Polska powinna także realizować program legalnej migracji osób o wysokich kwalifikacjach. Nawet w dziedzinie, w której wydaje nam się, że mamy silną pozycję, czyli pod względem ilości absolwentów kierunków informatycznych, tendencja jest od kilkunastu lat spadkowa, głównie za sprawą niżu demograficznego. Z 13 tys. absolwentów informatyki rocznie nie zaspokoimy potrzeb krajowego rynku pracy, tym bardziej że część uzdolnionych Polaków wyjedzie. Dlatego też rozsądna polityka przyciągania talentu z zagranicy będzie Polsce niezbędna.

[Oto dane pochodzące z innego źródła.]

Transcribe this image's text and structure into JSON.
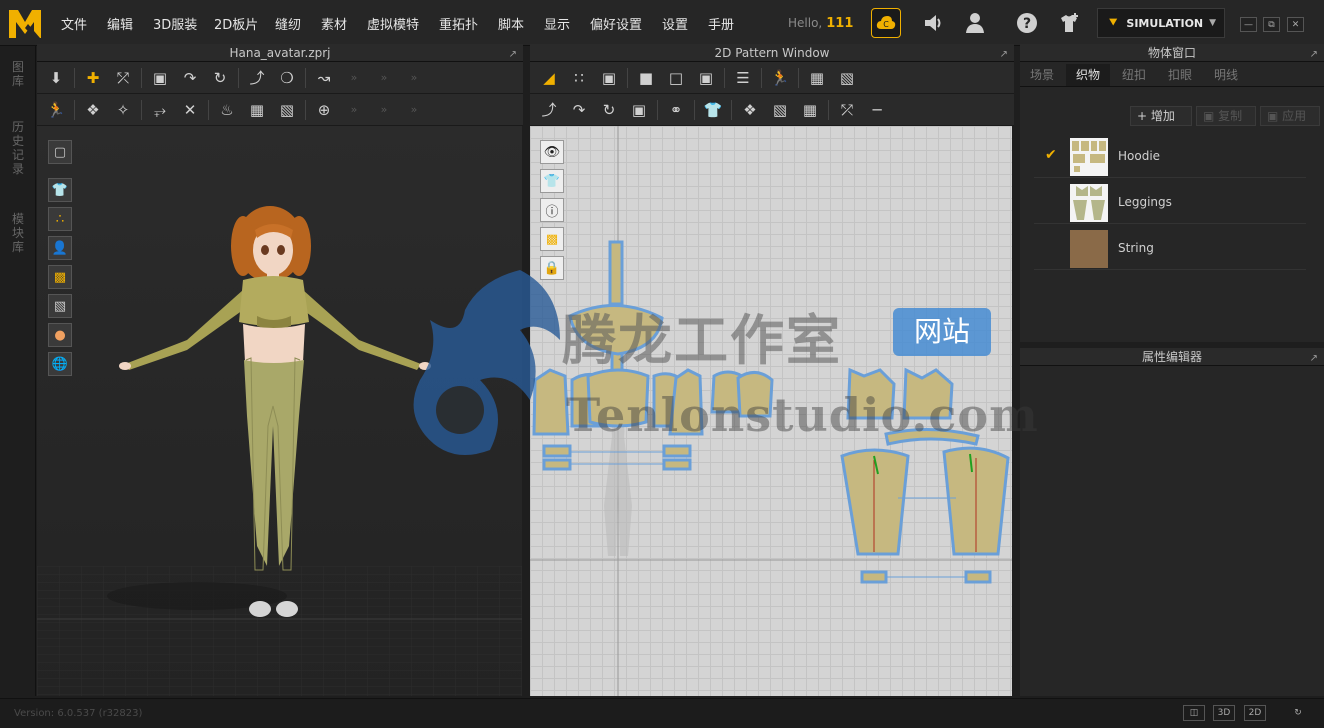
{
  "menubar": {
    "items": [
      "文件",
      "编辑",
      "3D服装",
      "2D板片",
      "缝纫",
      "素材",
      "虚拟模特",
      "重拓扑",
      "脚本",
      "显示",
      "偏好设置",
      "设置",
      "手册"
    ],
    "hello_label": "Hello,",
    "user_points": "111",
    "mode_label": "SIMULATION"
  },
  "side_tabs": [
    "图库",
    "历史记录",
    "模块库"
  ],
  "panels": {
    "view3d_title": "Hana_avatar.zprj",
    "view2d_title": "2D Pattern Window",
    "object_window_title": "物体窗口",
    "property_editor_title": "属性编辑器"
  },
  "object_window": {
    "tabs": [
      "场景",
      "织物",
      "纽扣",
      "扣眼",
      "明线"
    ],
    "active_tab": "织物",
    "buttons": {
      "add": "增加",
      "copy": "复制",
      "apply": "应用"
    },
    "fabrics": [
      {
        "name": "Hoodie",
        "selected": true
      },
      {
        "name": "Leggings",
        "selected": false
      },
      {
        "name": "String",
        "selected": false
      }
    ]
  },
  "status": {
    "version": "Version: 6.0.537 (r32823)",
    "view_buttons": [
      "3D",
      "2D"
    ]
  },
  "watermark": {
    "cn": "腾龙工作室",
    "badge": "网站",
    "en": "Tenlonstudio.com"
  },
  "colors": {
    "accent": "#f0b000",
    "piece_fill": "#c6b880",
    "piece_outline": "#6a9fd8",
    "fabric_brown": "#8a6a48"
  }
}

Drugim filarem „zdyscyplinowanej demokracji" muszą być spójność i mobilność społeczna. Nierówności w Polsce są większe, niż się oficjalnie przyznaje, a ich podstawowym źródłem jest nierównomierna modernizacja gospodarki oraz doktryna konkurowania płacą, która zapisała się głęboko w strategii polskiej transformacji. Zmiany następują, ale stosunkowo powoli. W rolnictwie ubywa najmniejszych gospodarstw, ale tych powyżej 20 ha, najbardziej istotnych dla konkurencyjności, jest nadal tylko 10 proc. Blisko co dziewiąty pracownik jest zagrożony ubóstwem. Pogłębiły się dysproporcje między płacami w zawodach wymagających prostych oraz bardziej zaawansowanych kwalifikacji. Podobnie dzieje się ze zróżnicowaniem regionalnym.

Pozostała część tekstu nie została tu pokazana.